South Africa Government

South African government owes R57 million in SABC TV licence fees

The SA government owes SABC millions.


The SA government owes SABC millions.

Photo: Oleg Magni from Pexels

  • The South African government owes the SABC R57.1 million in outstanding SABC TV licence fees.
  • A total of 20 national departments have outstanding SABC TV licence fees balances, said Stella Ndabeni-Abrahams, South Africa’s minister of communications.
  • In addition, the government also owes the SABC R29.2 million in advertising.

The South African government owes the struggling public broadcaster over R57.1 million in outstanding SABC TV licence fees and adverts.

Stella Ndabeni-Abrahams, South Africa’s minister of communications and digital technologies, in a written response from MP Phumzile van Damme of the Democratic Alliance (DA), revealed that the South African government owes the struggling and financially cash-strapped SABC over R57.1 million in outstanding SABC TV licence fees payments and for advertising.

“A total of 20 national departments have outstanding SABC TV licence fees balances,” said Stella Ndabeni-Abrahams. According to Ndabeni-Abrahams, 126 provincial departments have outstanding licence fees.

Furthermore, a whopping “249 municipality accounts owe SABC TV licence fees. A total of 57 SOEs have outstanding SABC TV licence fees on their accounts,” said Ndabeni-Abrahams.

In addition, South Africa’s government owes the SABC R29.2 million in advertising: 3 national departments owe R13.1 million, 24 provincial departments owe R9.2 million, six municipalities owe R2.3 million, and 8 SOEs owe the SABC R4.5 million in payment for on-air advertising.

The Government Communications and Information Services (GCIS) owes the SABC almost a third of the debt in debt in advertising sales, with the Compensation Fund that owes the SABC R3.7 million in advertising payments and the eThekwini Metro that must still pay the SABC R1.1 million for advertising.

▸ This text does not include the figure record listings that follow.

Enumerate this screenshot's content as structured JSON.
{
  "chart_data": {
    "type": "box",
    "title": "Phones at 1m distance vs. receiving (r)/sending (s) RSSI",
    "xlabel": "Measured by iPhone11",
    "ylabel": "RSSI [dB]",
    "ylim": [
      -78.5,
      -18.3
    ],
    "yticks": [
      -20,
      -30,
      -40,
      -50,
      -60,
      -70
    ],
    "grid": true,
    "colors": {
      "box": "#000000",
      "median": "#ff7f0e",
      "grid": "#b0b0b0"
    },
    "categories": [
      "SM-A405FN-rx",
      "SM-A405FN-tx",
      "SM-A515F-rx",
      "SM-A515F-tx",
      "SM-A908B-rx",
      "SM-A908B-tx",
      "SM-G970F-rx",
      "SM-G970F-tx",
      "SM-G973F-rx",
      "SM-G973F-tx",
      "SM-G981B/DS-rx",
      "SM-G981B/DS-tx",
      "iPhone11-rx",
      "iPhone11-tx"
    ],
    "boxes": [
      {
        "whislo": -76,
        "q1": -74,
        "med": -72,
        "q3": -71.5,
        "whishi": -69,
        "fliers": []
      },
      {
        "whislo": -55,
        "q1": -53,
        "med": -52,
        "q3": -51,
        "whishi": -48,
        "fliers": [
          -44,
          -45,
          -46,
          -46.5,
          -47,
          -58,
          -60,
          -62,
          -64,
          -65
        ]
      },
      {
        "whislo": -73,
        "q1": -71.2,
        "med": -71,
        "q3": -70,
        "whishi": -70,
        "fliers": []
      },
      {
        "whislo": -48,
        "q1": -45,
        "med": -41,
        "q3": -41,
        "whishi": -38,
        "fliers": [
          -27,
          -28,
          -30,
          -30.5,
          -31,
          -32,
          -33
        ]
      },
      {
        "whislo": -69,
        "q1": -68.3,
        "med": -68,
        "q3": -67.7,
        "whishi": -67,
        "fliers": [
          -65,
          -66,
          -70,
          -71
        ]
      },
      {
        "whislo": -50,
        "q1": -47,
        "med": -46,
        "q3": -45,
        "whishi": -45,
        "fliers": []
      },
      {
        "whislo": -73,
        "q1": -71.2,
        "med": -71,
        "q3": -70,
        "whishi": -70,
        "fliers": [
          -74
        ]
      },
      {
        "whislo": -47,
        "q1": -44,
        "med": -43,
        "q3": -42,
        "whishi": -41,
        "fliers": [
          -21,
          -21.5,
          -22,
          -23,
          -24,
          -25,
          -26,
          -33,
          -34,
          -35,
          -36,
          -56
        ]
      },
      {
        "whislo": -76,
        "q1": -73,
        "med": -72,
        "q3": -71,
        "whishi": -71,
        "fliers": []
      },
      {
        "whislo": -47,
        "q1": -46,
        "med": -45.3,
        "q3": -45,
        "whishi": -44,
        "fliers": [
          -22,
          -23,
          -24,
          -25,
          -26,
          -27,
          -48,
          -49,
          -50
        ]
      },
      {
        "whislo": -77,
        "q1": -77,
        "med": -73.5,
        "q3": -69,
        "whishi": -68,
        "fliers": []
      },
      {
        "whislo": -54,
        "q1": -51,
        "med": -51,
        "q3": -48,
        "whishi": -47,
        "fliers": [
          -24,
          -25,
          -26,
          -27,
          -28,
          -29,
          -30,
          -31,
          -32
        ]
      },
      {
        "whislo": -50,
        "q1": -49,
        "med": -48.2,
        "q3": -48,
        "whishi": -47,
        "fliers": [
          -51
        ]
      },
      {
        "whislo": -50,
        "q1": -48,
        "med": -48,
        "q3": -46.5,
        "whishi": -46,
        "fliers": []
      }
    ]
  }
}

Previously only a third, but now less than a quarter of South African TV households still bother to pay their annual SABC TV licence with the percentage that keeps decreasing. In the SABC’s latest 2019/2020 financial report for the struggling public broadcaster’s revenue from SABC TV, licence fees declined 18% year-on-year to R791 million.

“This resulted in only 24% of the total licence fees billed being realised as revenue, compared to 31% for the year ended 31 March 2019.”